Hello, State Machines!
State machines are one of the fundamental diagrams to describe behavior. They are used to specify communication protocols, logic in embedded systems, and in general behavior where events need to be coordinated in a complex way. Here is an intuitive example of a sketch for a state machine that illustrates in a compact way how a traffic light works:
Another example is the specification of the TCP protocol, also using a state machine:
Why State Machines?
Have a look at the short interview section with Richard Stallman (starting at 0:25:25), about the construction of the operating system kernel for GNU:
When he says "It took us years to get the thing to work.", you can imagine how frustrating it can be to handle concurrent behavior and not getting it under control. There are problems that look simple but that can quickly grow complex, and state machines offer a way to handle complexity in such situations.
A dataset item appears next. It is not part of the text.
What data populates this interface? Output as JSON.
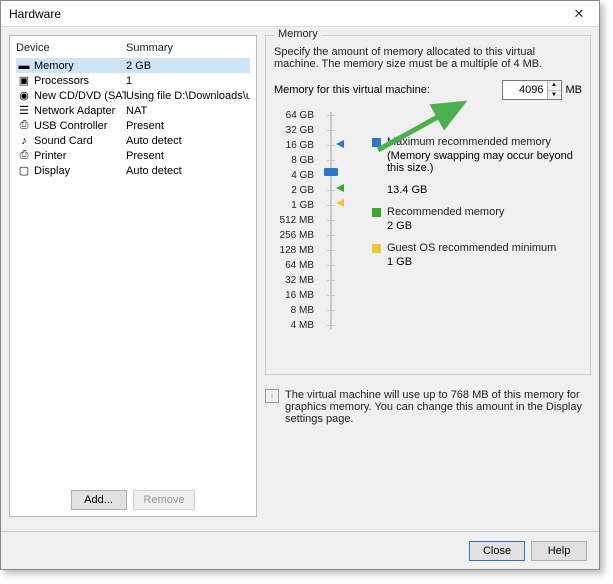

A bit of a problem with state machines is that developers often only understand they should have used a state machine for a problem after it is too late, and they already spent much effort on trying to solve a task in other ways. We tend to underestimate the amount of concurrency and complexity that some situations contain.
With state machines, you can structure complex behavior such that:
- It is easy to debug and understand precisely what happened.
- Only one thing happens at a time.
- You have detailed control over concurrency.
Understanding State Machines
Given the complexity they handle, state machines are relatively easy to understand as they only contain a handlful of concepts to model behavior. There is also more than one way to approach an understanding of state machines, and in this course you will get the chance to approach state machines from three angles:
- State machines as a diagram (following below)
- State machines as abstract machines that execute some behavior (later below)
- State machines as implementation pattern in code (in another unit)
This week, we will introduce state machines by their diagrams and explain their meaning by describing an abstract machine. Later, we will introduce how you can implement state machines in Python. This gives you three different entry points into the concept of state machines.
Example: Traffic Light
Let's assume we need to describe how a traffic light works. One idea is to just take pictures of a traffic light, like this:
That already helps; the photos describe the phases in which we can observe the traffic light. Whenever we look at the traffic light, it is in one of the phases described by the photos. For easier reference we have even given these photos some labels, intuitively red, red-yellow, green and yellow. (The red-yellow is common in many, but not all countries.)
The photos already help explaining the traffic light. But imagine you want to explain on paper in which sequence a traffic light switches its lights. One way is text, but a simpler way is to add arrows between the photos, like this:
Of course, the picture above is a simplification. Some trafic lights are switched off at night and just blink yellow. The same happens as a default state in case there is an error in the controller. We can show this blinking with the two additional photos blink-off and blink-on. The two arrows between them show how the blinking is created by two phases, one with the yellow light on and one with all lights off. We also show that blinking can be started from any of the other phases, because an error can always happen, and the lights may be switched off at any time. When we get out of the blinking sequence, we go towards the phase red for safety.
That's a complete and detailed description of a traffic light. As one last thing we add an arrow to mark in which phase a traffic light starts once it is switched on for the first time. For safety, we put it into red first.
The photos depict the traffic light in phases. Some of these phases are shorter than others, but all of them last for some time. In the traffic light, these phases have also in common that they correspond to lights being switched on or off. In state machine terminology, we call these phases states, and sometimes for clarification we say it is a control state, to distinguish the term from the more general English word state.
The arrows between the states are called transitions.
Maybe you see nothing special here yet, and you may think that this is really easy. One word of caution however: Beginners with state machines have often trouble to distinguish between states and transitions once they start creating their own machines. So, remember this simple example to understand the difference between them, as a guide for cases where the distinction between states and transitions is maybe less obvious.